"Anneannemin fotoğrafları eskidir misal."
Zaten benim için eski demek, eski fotoğraflar demek.
Çocukken bir yerde, bir an eski ile, eski fotoğrafları örtüştürmüşüm. sanırım bir fotoğrafa bakmışım ve anneme “bu ne?” diye sormuşum, annem de “eski bir fotoğraf” demiş. Tabii bundan kesinlikle emin olmam mümkün değil. Şimdi algı tarihime bi göz atıyorum ve neden eski denilince aklıma sadece eski fotoğrafların geldiğine dair, tek kayda değer açıklama olarak bunu buluyorum. çok da önemli değil aslında.
Ama bak misal, “eskidendi, çok eskiden”, önemli.
Çünkü orada diyor ki, “daha çerçeveler boşken…”
Yani daha eski olan hiçbir şey yokken.
çok eskiden.
Anneannemin en eski fotoğrafı bir dikiş makinasının yanında çekilmiş. Yıl 1933 galiba. Fotoğrafta sadece anneannem yok, bi çok kız var. Yaşları da en fazla 18-19 gibi. Hatta belki daha küçükler. Meslek kursu gibi bi şeye katılmışlar.
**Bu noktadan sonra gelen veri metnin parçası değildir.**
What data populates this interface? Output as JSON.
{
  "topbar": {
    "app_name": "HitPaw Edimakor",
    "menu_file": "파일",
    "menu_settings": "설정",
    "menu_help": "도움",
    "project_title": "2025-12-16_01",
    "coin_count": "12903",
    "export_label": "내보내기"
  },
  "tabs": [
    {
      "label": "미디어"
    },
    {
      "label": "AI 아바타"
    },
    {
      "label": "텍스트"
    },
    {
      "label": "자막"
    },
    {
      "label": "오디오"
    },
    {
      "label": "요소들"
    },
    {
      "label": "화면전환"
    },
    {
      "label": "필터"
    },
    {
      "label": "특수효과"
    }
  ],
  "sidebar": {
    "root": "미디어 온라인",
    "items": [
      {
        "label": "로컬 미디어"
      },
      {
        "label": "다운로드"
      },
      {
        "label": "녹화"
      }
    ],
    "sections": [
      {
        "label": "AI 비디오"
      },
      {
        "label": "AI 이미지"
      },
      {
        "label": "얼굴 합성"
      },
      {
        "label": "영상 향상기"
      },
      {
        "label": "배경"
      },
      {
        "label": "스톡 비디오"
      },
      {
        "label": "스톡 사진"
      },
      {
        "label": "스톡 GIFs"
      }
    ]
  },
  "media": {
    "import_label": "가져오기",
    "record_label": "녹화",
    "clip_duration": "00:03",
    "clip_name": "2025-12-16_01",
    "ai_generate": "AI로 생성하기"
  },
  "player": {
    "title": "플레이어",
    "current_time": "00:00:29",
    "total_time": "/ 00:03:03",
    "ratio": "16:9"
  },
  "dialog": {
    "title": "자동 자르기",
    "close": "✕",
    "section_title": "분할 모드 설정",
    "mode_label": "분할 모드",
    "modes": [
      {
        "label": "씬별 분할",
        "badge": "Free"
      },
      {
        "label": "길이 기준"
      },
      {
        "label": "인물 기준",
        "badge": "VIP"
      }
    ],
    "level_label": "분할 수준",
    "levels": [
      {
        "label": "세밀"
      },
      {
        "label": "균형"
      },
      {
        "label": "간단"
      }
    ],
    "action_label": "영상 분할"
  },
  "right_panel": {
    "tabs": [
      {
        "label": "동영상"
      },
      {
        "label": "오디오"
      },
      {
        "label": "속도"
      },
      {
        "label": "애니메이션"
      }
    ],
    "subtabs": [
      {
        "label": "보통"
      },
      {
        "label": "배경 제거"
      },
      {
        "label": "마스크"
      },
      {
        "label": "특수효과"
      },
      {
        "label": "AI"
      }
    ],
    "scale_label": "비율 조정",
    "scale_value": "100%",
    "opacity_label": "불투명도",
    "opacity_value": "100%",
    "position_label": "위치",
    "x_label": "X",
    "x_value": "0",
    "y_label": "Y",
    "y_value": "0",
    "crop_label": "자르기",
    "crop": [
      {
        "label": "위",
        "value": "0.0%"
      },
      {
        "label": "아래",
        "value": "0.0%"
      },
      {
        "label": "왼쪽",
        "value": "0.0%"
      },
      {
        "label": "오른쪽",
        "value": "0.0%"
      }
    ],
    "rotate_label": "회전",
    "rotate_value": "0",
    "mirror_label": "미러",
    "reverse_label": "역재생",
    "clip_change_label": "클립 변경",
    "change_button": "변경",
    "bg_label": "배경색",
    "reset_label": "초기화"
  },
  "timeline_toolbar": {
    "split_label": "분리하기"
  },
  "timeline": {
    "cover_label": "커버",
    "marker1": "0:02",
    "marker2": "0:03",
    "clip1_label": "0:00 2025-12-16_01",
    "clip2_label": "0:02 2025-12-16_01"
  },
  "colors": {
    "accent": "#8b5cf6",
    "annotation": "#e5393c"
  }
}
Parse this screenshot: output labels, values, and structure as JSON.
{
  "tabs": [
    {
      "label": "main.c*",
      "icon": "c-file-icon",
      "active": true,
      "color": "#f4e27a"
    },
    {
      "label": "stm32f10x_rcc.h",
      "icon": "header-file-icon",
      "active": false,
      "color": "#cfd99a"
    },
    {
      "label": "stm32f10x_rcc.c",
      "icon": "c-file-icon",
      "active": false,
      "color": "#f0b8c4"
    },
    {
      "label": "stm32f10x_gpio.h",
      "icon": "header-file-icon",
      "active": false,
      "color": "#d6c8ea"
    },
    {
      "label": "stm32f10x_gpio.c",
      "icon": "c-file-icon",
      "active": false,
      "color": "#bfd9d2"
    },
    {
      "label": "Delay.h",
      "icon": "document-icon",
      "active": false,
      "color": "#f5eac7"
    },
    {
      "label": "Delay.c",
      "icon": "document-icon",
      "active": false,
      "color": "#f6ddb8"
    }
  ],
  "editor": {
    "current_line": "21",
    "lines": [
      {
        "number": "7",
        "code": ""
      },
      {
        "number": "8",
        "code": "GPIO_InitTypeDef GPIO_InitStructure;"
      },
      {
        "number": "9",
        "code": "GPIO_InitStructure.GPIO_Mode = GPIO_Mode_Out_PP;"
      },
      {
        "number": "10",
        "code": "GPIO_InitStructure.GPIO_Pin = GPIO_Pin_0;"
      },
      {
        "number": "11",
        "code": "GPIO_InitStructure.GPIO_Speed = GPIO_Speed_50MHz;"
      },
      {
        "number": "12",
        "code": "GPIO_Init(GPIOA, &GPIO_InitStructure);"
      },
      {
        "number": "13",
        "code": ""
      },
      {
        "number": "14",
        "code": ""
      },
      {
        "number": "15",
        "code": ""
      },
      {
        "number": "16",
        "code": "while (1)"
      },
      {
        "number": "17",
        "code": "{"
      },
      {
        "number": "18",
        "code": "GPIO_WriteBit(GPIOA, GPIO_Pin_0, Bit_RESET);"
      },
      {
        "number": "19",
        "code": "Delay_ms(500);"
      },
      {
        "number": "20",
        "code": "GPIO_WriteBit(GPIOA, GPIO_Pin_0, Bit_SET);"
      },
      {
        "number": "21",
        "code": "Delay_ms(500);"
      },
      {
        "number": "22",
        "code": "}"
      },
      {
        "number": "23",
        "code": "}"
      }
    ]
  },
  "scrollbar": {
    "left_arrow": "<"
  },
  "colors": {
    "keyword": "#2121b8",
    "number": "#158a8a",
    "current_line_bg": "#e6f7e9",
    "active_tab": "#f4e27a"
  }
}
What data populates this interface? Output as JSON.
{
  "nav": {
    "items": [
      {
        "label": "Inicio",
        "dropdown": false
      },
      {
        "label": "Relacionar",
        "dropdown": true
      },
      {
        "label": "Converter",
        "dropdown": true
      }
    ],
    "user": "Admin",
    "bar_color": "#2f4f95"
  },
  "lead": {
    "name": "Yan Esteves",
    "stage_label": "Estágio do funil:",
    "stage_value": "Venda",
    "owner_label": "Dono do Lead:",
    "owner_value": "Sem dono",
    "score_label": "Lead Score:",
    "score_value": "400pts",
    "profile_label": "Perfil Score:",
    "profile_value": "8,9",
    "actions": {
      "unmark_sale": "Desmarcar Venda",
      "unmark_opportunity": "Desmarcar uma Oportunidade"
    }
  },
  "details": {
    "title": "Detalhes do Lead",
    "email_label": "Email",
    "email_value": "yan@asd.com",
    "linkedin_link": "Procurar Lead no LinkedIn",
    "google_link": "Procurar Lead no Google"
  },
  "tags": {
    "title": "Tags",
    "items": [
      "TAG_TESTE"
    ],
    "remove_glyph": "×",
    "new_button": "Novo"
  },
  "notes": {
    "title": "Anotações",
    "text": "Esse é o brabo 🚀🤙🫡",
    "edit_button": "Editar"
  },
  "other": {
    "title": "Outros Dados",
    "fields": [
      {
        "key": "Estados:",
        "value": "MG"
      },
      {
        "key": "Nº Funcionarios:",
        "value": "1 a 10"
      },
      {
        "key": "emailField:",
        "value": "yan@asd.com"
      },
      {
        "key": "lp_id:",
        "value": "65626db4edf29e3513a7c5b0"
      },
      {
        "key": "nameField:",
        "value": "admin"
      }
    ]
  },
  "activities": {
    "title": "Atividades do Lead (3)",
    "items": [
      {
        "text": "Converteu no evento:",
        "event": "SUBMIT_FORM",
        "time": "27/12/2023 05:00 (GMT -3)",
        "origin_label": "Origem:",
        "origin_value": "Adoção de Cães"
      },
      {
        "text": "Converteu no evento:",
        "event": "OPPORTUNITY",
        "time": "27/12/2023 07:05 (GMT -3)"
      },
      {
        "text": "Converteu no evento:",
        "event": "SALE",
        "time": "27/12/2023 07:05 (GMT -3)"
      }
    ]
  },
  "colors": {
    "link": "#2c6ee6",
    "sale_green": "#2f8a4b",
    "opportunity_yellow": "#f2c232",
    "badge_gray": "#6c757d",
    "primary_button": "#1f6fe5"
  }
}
Yıl falan takribi tabii, çünkü ne zaman anneanneme doğum tarihini sorsak, “Rus Erzurum’a geldiğinde kırk günlük bebekmişim” derdi. Ee nerden biliyosun gününü falan desek, annesini şahit yazardı iddiasına. Annesi galiba bu fotoğrafın çekildiği yıl ölmüş. Anneannem o zamanlar yeni evliymiş, dedem ilkokul öğretmeni bir eski asker. Demek o zamanlar her şey daha bir yeniymiş. Heyecanlar bile yeni. Yeni bir dikiş makinesi, kızların kılık kıyafeti bile Erzurum’un şu gününden yeni. Ama fotoğraf çok eski.
Evine alınan en lüks eşya bir lambalı radyo, dedem ajans dinliyor malum, bir de dikiş makinesi. Yepyeni çok modern bir makine. Ayakla basılan bi pedalı var, koskoca masa gibi bi şey. Çok da zarif, çok yeni. Çocukluğumun en eski anneanne evi hatırası.
Önünde böyle bastırıp elini çekince öne doğru açılan minik gözleri olan bir bölümü vardı. Şimdi bölüm falan diyorum ama garip bi şeydi işte. Çekmece desen değil, bi garipti hakikaten. Düz dururdu, sonra doksan derece yere yapışırdı. Bi ton kutu açılırdı önüne. Düğme koy içine, iğne koy, iplik koy. Hatta patron çıkarmaya yarayan sabun koy. Eskimiş sert sabun parçalarıydı onlar, hatırlıyorum. Dikilecek giysinin kağıttan kesilen model patronunu kumaşın üzerine koyar, dikiş payını bırakıp, kesicek yerini belirtmek için çevresinden çizerlerdi bu sabunla. Neyse işte, şimdi bu anı bile fotoğrafın kendisinden eski.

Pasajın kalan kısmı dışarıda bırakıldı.